One of the things that LangChain seeks to enable is connecting language models to external sources of data and computation. This allows language models to act as the reasoning engine and outsource knowledge and execution to other systems. Some examples of this include:
- Retrieval augmented generation: Hooking a language model up to a retrieval system and using that influence the generation. This allows language models to answer questions about information other than what they were trained on.
- Interacting with APIs: Having a language model generate the route and parameters to call for a specific API request. This allows humans to interact with an API through natural language.
- Code generation: Having a language model write and then execute code. This can enable people to generate code just by asking.
While this is powerful, it can also be dangerous. A lot has been discussed around AI safety, and there are many different types and considerations for AI safety. The type that we are most concerned with is what happens when you hook up language models to other systems. While doing this can enable lots of amazing experience (like the ones listed above) it also opens up a whole new risk vector.
This risk vector emerges when the language model generates output that is unsafe to pass downstream, whether that be an API request that deletes some data or some malicious code that deletes all files. This can occur naturally or maliciously. It can occur naturally when the language model simply messes up - as its prone to do. It can also occur maliciously, through techniques like prompt injection.
LangChain started off as highly experimental and included a lot of these use cases, as those uses were the ones pushing boundary of what was possible. Some of these use cases have security concerns, some don’t. As LangChain matures, we want to better separate those uses to allow for that distinction.
We’ve taken a first stab at that by releasing langchain_experimental
, a separate Python package. We’ve moved all components that raised CVEs into that package. We’ve also moved everything previously in the langchain.experimental
module there as well. You can find instructions on how to migrate here.
Going forward, we have the dual goals of making core langchain
more robust and production ready, while also pushing forward rapidly with langchain_experimental
. We’ve been slow to accept some more experimental features, but this separation will now hopefully speed that up.
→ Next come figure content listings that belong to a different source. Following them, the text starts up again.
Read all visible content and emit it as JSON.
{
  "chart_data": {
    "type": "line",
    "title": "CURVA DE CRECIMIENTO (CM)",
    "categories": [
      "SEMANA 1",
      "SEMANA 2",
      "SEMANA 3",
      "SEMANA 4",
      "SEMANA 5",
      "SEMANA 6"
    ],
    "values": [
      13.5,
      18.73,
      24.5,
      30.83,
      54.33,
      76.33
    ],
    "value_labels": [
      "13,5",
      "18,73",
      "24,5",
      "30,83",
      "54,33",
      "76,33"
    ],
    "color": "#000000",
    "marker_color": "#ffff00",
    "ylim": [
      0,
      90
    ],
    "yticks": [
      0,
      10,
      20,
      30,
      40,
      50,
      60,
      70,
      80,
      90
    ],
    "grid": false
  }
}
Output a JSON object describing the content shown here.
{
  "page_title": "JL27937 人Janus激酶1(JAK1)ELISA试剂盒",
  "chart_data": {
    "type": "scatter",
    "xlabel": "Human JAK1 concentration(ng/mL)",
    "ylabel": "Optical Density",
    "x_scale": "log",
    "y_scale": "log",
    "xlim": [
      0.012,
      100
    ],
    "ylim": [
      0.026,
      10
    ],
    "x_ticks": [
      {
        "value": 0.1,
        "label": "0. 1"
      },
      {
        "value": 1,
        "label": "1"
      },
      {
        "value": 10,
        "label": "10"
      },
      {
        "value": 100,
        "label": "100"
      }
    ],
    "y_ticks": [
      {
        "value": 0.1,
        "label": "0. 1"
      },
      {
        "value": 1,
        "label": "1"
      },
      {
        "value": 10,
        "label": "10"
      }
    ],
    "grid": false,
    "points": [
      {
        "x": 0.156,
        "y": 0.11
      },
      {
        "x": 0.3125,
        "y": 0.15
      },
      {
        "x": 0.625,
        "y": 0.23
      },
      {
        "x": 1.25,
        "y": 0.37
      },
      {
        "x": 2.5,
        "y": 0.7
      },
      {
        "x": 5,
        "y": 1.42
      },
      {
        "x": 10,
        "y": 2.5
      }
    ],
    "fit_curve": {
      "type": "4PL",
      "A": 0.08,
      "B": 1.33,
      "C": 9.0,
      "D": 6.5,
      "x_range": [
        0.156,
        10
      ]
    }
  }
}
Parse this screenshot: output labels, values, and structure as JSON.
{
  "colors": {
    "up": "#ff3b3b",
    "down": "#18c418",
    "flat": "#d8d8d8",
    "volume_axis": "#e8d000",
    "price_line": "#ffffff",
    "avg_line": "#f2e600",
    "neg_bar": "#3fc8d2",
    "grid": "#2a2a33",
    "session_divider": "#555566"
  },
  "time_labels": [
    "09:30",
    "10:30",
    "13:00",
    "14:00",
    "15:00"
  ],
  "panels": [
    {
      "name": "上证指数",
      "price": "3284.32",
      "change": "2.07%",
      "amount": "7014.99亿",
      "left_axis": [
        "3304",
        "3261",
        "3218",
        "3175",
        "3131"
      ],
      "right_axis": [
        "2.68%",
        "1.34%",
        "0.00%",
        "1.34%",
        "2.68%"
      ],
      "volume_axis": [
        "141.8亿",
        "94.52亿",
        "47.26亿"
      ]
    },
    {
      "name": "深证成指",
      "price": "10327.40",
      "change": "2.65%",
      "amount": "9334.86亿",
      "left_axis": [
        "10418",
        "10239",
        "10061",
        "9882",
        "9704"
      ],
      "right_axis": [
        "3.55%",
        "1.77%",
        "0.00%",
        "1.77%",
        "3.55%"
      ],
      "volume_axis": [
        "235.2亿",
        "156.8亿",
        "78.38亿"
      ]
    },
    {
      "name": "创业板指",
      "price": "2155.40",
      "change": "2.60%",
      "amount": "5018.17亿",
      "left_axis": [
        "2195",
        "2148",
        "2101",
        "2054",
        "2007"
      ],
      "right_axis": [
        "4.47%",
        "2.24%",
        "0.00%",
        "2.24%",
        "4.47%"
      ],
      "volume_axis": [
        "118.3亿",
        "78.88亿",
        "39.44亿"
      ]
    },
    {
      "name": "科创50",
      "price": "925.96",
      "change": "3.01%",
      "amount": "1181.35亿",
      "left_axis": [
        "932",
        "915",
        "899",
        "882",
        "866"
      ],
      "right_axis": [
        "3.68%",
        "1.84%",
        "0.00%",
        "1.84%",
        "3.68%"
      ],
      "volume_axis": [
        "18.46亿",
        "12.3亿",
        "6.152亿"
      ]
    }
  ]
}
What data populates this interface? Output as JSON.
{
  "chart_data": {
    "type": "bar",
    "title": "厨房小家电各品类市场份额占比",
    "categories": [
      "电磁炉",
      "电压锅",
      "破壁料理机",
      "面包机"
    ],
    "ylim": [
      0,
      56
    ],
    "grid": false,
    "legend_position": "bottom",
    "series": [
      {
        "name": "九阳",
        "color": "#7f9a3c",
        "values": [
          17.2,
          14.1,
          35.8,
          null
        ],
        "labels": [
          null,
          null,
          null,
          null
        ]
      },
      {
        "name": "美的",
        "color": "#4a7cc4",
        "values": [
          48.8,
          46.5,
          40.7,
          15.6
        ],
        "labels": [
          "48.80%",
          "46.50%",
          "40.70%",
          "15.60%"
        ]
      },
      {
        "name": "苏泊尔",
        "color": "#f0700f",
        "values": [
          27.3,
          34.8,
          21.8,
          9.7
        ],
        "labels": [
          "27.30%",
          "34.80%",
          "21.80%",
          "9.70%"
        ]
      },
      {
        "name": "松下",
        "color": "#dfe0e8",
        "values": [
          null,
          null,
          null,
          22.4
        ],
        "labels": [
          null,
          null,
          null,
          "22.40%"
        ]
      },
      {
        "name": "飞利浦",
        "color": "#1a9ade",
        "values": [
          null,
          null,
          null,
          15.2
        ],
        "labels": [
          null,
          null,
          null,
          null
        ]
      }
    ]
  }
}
We will also likely move more things over to langchain_experimental
over time. When we do this, we will always give at least a week’s notice before making any breaking changes, and update the migration guide.
We’d like to thank the entire community for understanding, as well as their patience as we iron out any kinks. In particular we’d like to thank some community members for their help and encouragement on this: Rich Harang (and the entire Nvidia team), Justin Flick, Or Raz, and Boaz Wasserman.